Millennials are looking for more than just a salary, according to Olga Andrienko, head of global marketing at SEMrush in Boston.

“They’re looking for job perks and… it’s just really obvious that people started being interested in something extra… work-life balance is definitely something that they really want,” she said.

“There are a lot of companies with mission statements and with values, and a lot of people are now looking and searching for jobs that would resonate somehow with them.”

Culture is important to new graduates, meaning they want to know: “What is the workplace like? Is it a friendly, warm, welcoming environment?” said Mary Barroll, president of Talent Egg in Toronto, a job site and online career resource for students and recent graduates.

“They're interested in seeing the kind of corporate social responsibility initiatives that that organization might be pursuing. What do they stand for in terms of their core values as an organization? And do they align with their own core values?”

People coming out of school are career-focused, so they’re looking at the kind of career path they could potentially have at an organization, she said.

“They're looking for experience that can provide them with more marketable skills. And so they look for organizations that provide some ongoing professional development and training within their organization. It's kind of a flip to what I think it was commonly understood to be what is influencing young jobseekers — at least the ones that are educating themselves and are looking for meaningful careers. They are very much about building their skill levels.”

But there’s a noteworthy trend, said the report, as the number of searches for “full-time job” increased by 53 per cent from 2016 to 2019. in the past three years.

“Canadians are really looking for stability more and more, because the searches for ‘full-time job’ has increased significantly to over 50 per cent in the last three years, and then the searches for ‘part-time job’ or ‘internship’ — they all decrease,” said Andrienko.

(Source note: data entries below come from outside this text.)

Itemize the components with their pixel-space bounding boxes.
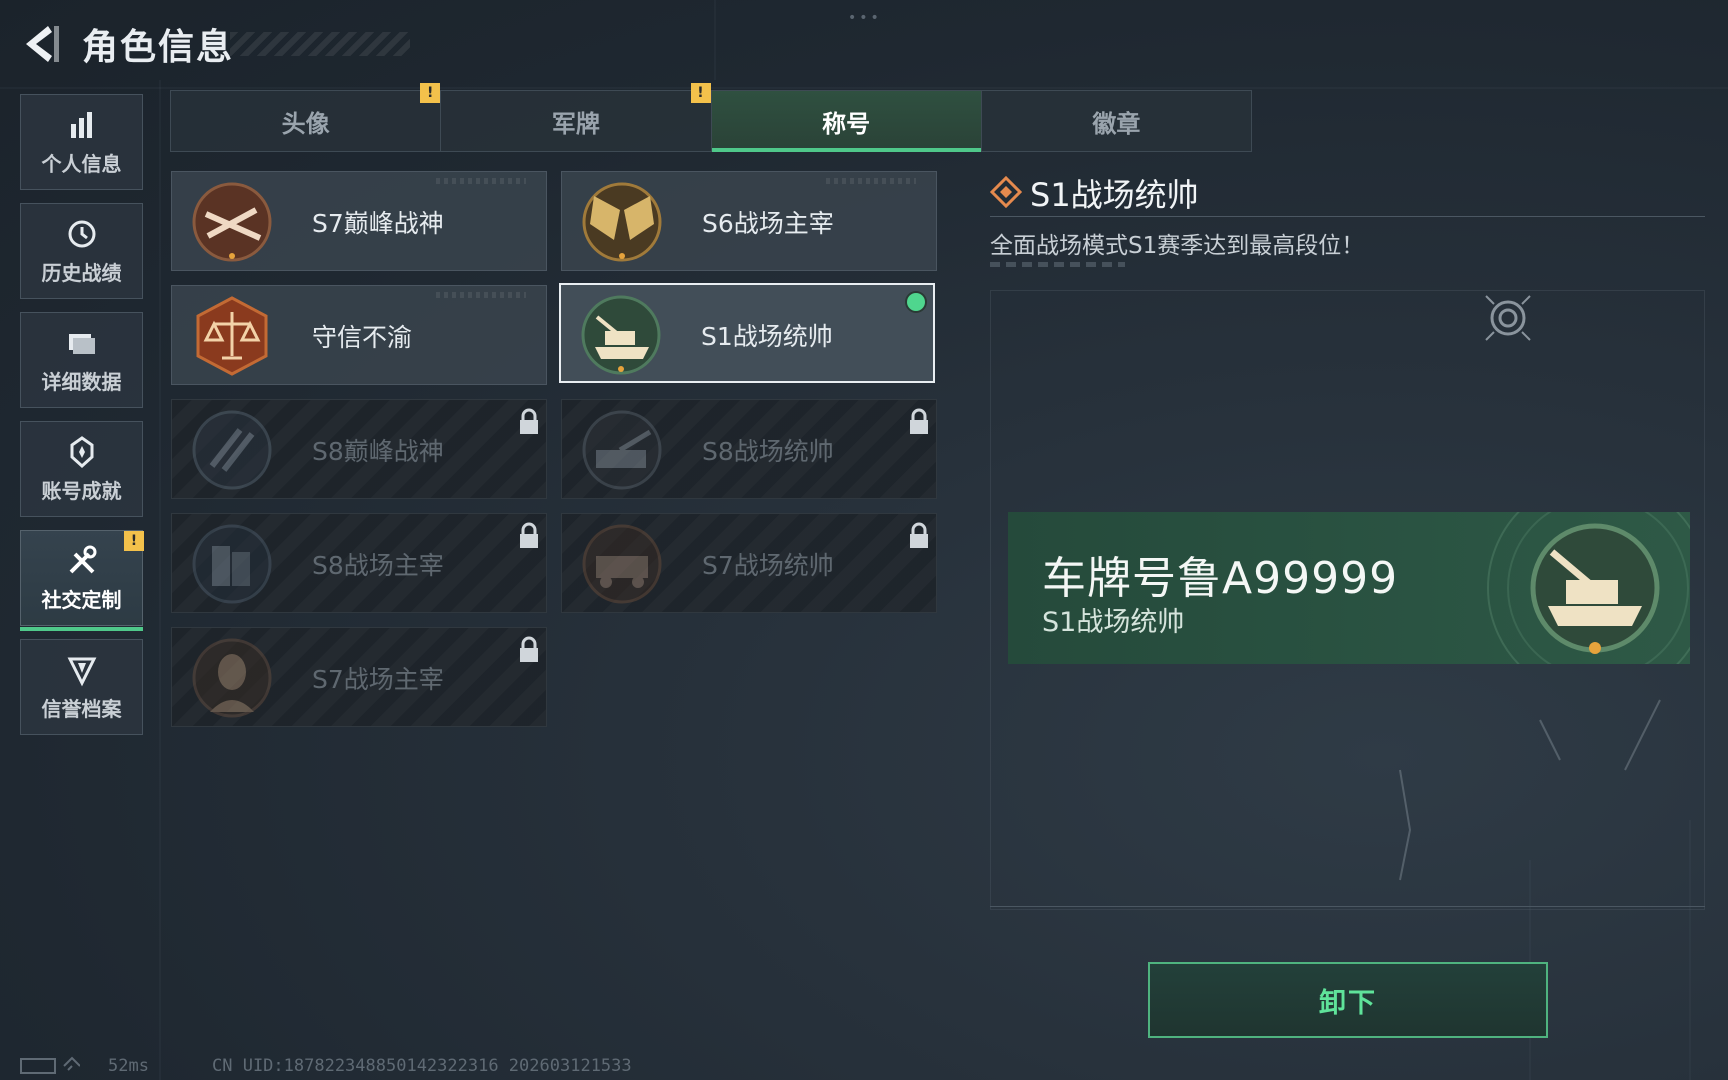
title-decoration [230, 32, 410, 56]
sidebar-item-history[interactable]: 历史战绩 [20, 203, 143, 299]
target-icon [1485, 295, 1531, 341]
category-tabs: 头像 ! 军牌 ! 称号 徽章 [170, 83, 1252, 152]
building-emblem [192, 524, 272, 604]
card-decoration [826, 178, 916, 184]
lock-icon [910, 522, 928, 548]
sidebar-item-detailed-data[interactable]: 详细数据 [20, 312, 143, 408]
title-card-selected[interactable]: S1战场统帅 [559, 283, 935, 383]
card-decoration [436, 292, 526, 298]
divider [990, 216, 1705, 217]
sidebar-item-achievements[interactable]: 账号成就 [20, 421, 143, 517]
title-card[interactable]: S7巅峰战神 [171, 171, 547, 271]
sidebar-item-social-custom[interactable]: 社交定制 ! [20, 530, 144, 631]
lock-icon [520, 408, 538, 434]
user-uid: CN UID:187822348850142322316 20260312153… [212, 1056, 632, 1076]
diamond-title-icon [990, 176, 1022, 208]
title-name: S7巅峰战神 [312, 209, 444, 238]
sidebar-item-label: 社交定制 [41, 587, 122, 612]
title-card[interactable]: 守信不渝 [171, 285, 547, 385]
folder-icon [68, 333, 95, 354]
warning-badge: ! [690, 83, 711, 103]
ping-value: 52ms [108, 1056, 149, 1076]
lock-icon [910, 408, 928, 434]
title-name: S8巅峰战神 [312, 437, 444, 466]
back-arrow-icon [26, 26, 59, 62]
equipped-indicator [907, 293, 925, 311]
title-name: S6战场主宰 [702, 209, 834, 238]
soldier-portrait-emblem [192, 638, 272, 718]
top-dots-decoration: ••• [848, 10, 882, 26]
tab-label: 徽章 [1092, 109, 1141, 138]
title-name: S7战场统帅 [702, 551, 834, 580]
page-title: 角色信息 [82, 27, 235, 68]
crossed-rifles-emblem [192, 182, 272, 262]
title-name: S8战场主宰 [312, 551, 444, 580]
sidebar-item-label: 个人信息 [41, 151, 122, 176]
slash-emblem [192, 410, 272, 490]
shield-emblem-icon [67, 657, 96, 686]
card-decoration [436, 178, 526, 184]
history-clock-icon [68, 220, 95, 247]
title-card-locked[interactable]: S7战场统帅 [561, 513, 937, 613]
sidebar-item-label: 账号成就 [41, 478, 122, 503]
tab-label: 军牌 [551, 109, 600, 138]
tab-dog-tag[interactable]: 军牌 ! [441, 83, 712, 151]
title-preview-plate: 车牌号鲁A99999 S1战场统帅 [1008, 512, 1690, 664]
title-name: S8战场统帅 [702, 437, 834, 466]
tab-label: 称号 [822, 109, 871, 138]
back-button[interactable] [18, 20, 62, 68]
title-card-locked[interactable]: S8战场统帅 [561, 399, 937, 499]
scales-emblem [196, 296, 268, 376]
signal-status-icon [20, 1056, 80, 1074]
artillery-emblem [582, 410, 662, 490]
achievement-badge-icon [70, 435, 93, 468]
title-card[interactable]: S6战场主宰 [561, 171, 937, 271]
tab-medal[interactable]: 徽章 [982, 91, 1251, 151]
detail-title: S1战场统帅 [1030, 176, 1199, 214]
title-card-locked[interactable]: S7战场主宰 [171, 627, 547, 727]
tank-emblem [1530, 523, 1660, 654]
tank-emblem [581, 295, 661, 375]
sidebar-item-label: 详细数据 [41, 369, 122, 394]
sidebar-item-label: 历史战绩 [41, 260, 122, 285]
lock-icon [520, 636, 538, 662]
sidebar-item-credit-record[interactable]: 信誉档案 [20, 639, 143, 735]
title-name: 守信不渝 [312, 323, 413, 352]
unequip-button[interactable]: 卸下 [1148, 962, 1548, 1038]
tools-icon [69, 545, 96, 573]
warning-badge: ! [420, 83, 441, 103]
tab-label: 头像 [281, 109, 330, 138]
tab-title[interactable]: 称号 [711, 91, 982, 152]
crossed-flags-emblem [582, 182, 662, 262]
lock-icon [520, 522, 538, 548]
detail-sub-decoration [990, 262, 1125, 267]
title-card-locked[interactable]: S8巅峰战神 [171, 399, 547, 499]
detail-description: 全面战场模式S1赛季达到最高段位！ [990, 233, 1365, 259]
title-name: S1战场统帅 [701, 322, 833, 351]
warning-badge: ! [124, 531, 144, 551]
armored-car-emblem [582, 524, 662, 604]
plate-number: 车牌号鲁A99999 [1042, 553, 1399, 604]
title-card-locked[interactable]: S8战场主宰 [171, 513, 547, 613]
plate-title: S1战场统帅 [1042, 607, 1185, 638]
bar-chart-icon [70, 111, 92, 138]
sidebar-item-personal-info[interactable]: 个人信息 [20, 94, 143, 190]
divider [990, 906, 1705, 907]
tab-avatar[interactable]: 头像 ! [171, 83, 442, 151]
title-name: S7战场主宰 [312, 665, 444, 694]
sidebar-item-label: 信誉档案 [41, 696, 122, 721]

Other work-related concerns are ethics (3,500), bullying (3,100), harassment (2,800) and diversity (1,100), according to the report, which delved into monthly online searches.

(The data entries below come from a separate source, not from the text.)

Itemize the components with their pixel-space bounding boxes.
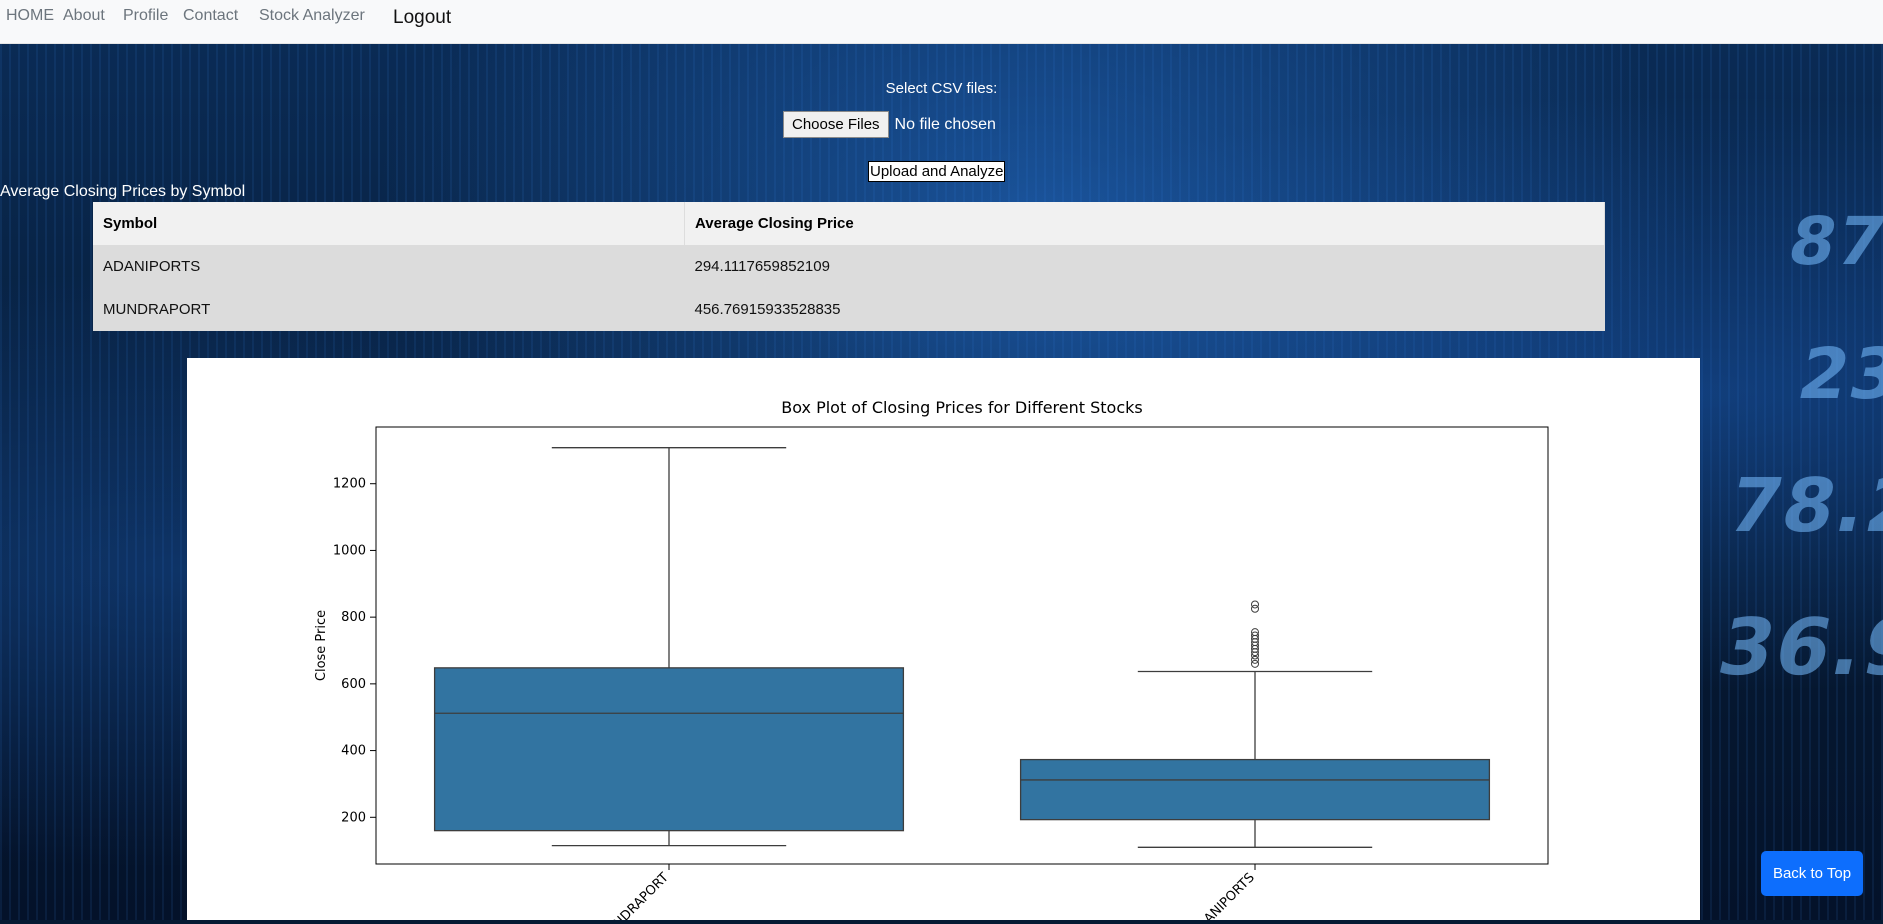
average-prices-table: Symbol Average Closing Price ADANIPORTS … bbox=[93, 202, 1605, 331]
top-navbar: HOME About Profile Contact Stock Analyze… bbox=[0, 0, 1883, 44]
column-header-symbol: Symbol bbox=[93, 202, 685, 245]
nav-about-link[interactable]: About bbox=[63, 7, 105, 25]
chart-title: Box Plot of Closing Prices for Different… bbox=[781, 398, 1143, 417]
nav-profile-link[interactable]: Profile bbox=[123, 7, 168, 25]
box-plot-chart: Box Plot of Closing Prices for Different… bbox=[187, 358, 1700, 924]
back-to-top-button[interactable]: Back to Top bbox=[1761, 851, 1863, 896]
file-status-text: No file chosen bbox=[894, 115, 996, 133]
y-tick-label: 800 bbox=[341, 610, 366, 625]
y-tick-label: 1200 bbox=[333, 477, 366, 492]
upload-analyze-button[interactable]: Upload and Analyze bbox=[868, 161, 1006, 182]
table-title: Average Closing Prices by Symbol bbox=[0, 183, 246, 200]
average-cell: 456.76915933528835 bbox=[684, 288, 1605, 331]
x-tick-label: ANIPORTS bbox=[1201, 870, 1257, 920]
y-tick-label: 400 bbox=[341, 744, 366, 759]
bg-number: 23. bbox=[1791, 333, 1883, 415]
nav-contact-link[interactable]: Contact bbox=[183, 7, 238, 25]
nav-stock-analyzer-link[interactable]: Stock Analyzer bbox=[259, 7, 365, 25]
average-cell: 294.1117659852109 bbox=[684, 245, 1605, 288]
choose-files-button[interactable]: Choose Files bbox=[783, 111, 889, 138]
symbol-cell: ADANIPORTS bbox=[93, 245, 685, 288]
table-header-row: Symbol Average Closing Price bbox=[93, 202, 1605, 245]
outlier-point bbox=[1251, 600, 1259, 609]
nav-home-link[interactable]: HOME bbox=[6, 7, 54, 25]
y-tick-label: 600 bbox=[341, 677, 366, 692]
y-axis-label: Close Price bbox=[314, 610, 329, 681]
box-plot-svg: Box Plot of Closing Prices for Different… bbox=[314, 398, 1549, 924]
x-tick-label: NDRAPORT bbox=[611, 870, 672, 920]
bg-number: 87 bbox=[1781, 203, 1883, 280]
table-row: ADANIPORTS 294.1117659852109 bbox=[93, 245, 1605, 288]
box-adaniports bbox=[1019, 758, 1491, 821]
bg-number: 78.2 bbox=[1720, 463, 1883, 549]
symbol-cell: MUNDRAPORT bbox=[93, 288, 685, 331]
logout-link[interactable]: Logout bbox=[393, 7, 451, 29]
file-input[interactable]: Choose Files No file chosen bbox=[783, 111, 996, 138]
bg-number: 36.9 bbox=[1710, 603, 1883, 693]
box-mundraport bbox=[433, 667, 905, 832]
table-row: MUNDRAPORT 456.76915933528835 bbox=[93, 288, 1605, 331]
column-header-average: Average Closing Price bbox=[684, 202, 1605, 245]
outlier-point bbox=[1251, 659, 1259, 668]
y-tick-label: 200 bbox=[341, 810, 366, 825]
select-csv-label: Select CSV files: bbox=[885, 80, 998, 97]
y-tick-label: 1000 bbox=[333, 543, 366, 558]
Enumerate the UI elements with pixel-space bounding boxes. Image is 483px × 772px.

The first two could be because of greater media coverage, said Andrienko.

“People who even had the issues, they were not really speaking about it before, and then they start opening up. So, it's just like a snowball effect. And more people who even don't have the issue, they’re still interested in what's happening around them.”

As for the most popular job sites with Canadian jobseekers, Indeed.ca was the easy winner at 4.7 million visits per month, followed by Glassdoor.ca (3.2 million) and Jobbank.gc.ca (1.5 million).

When it comes to placing ads, few employers are doing it, she said.

“The market is really organic. And that means that (employers are) actually more investing the time and money into referrals or… reputation management, and less on advertising,” she said. “. The space is not saturated. So whoever takes that market — with the increasing and massive searches that are growing — they have a really good opportunity to get a majority of the audience.”

Online and social media are the top ways graduates find jobs, said Barroll.

“The job-board idea is certainly one that still resonates. And that's still their number 1 place that they go to to look for work. But, increasingly we can see the numbers of the social media platforms going up as well.”

“Social media is a very key component of your employer branding strategy and your talent attraction strategy, particularly for young people,” she said, citing Instagram as an example.

People are constantly seeking out jobs on their mobile phones; these searches take up 55 per cent of share across employment sites, said SEMrush.

But when it comes to responding to or applying for a job, applicants prefer to use email, said Barroll.

“I found that a little surprising, but I guess it's because nobody's quite comfortable with applying from their phones. So, that's still a space where young people will go first, in terms of being able to learn about specific roles that would be sent to them, as opposed to going and doing a search.”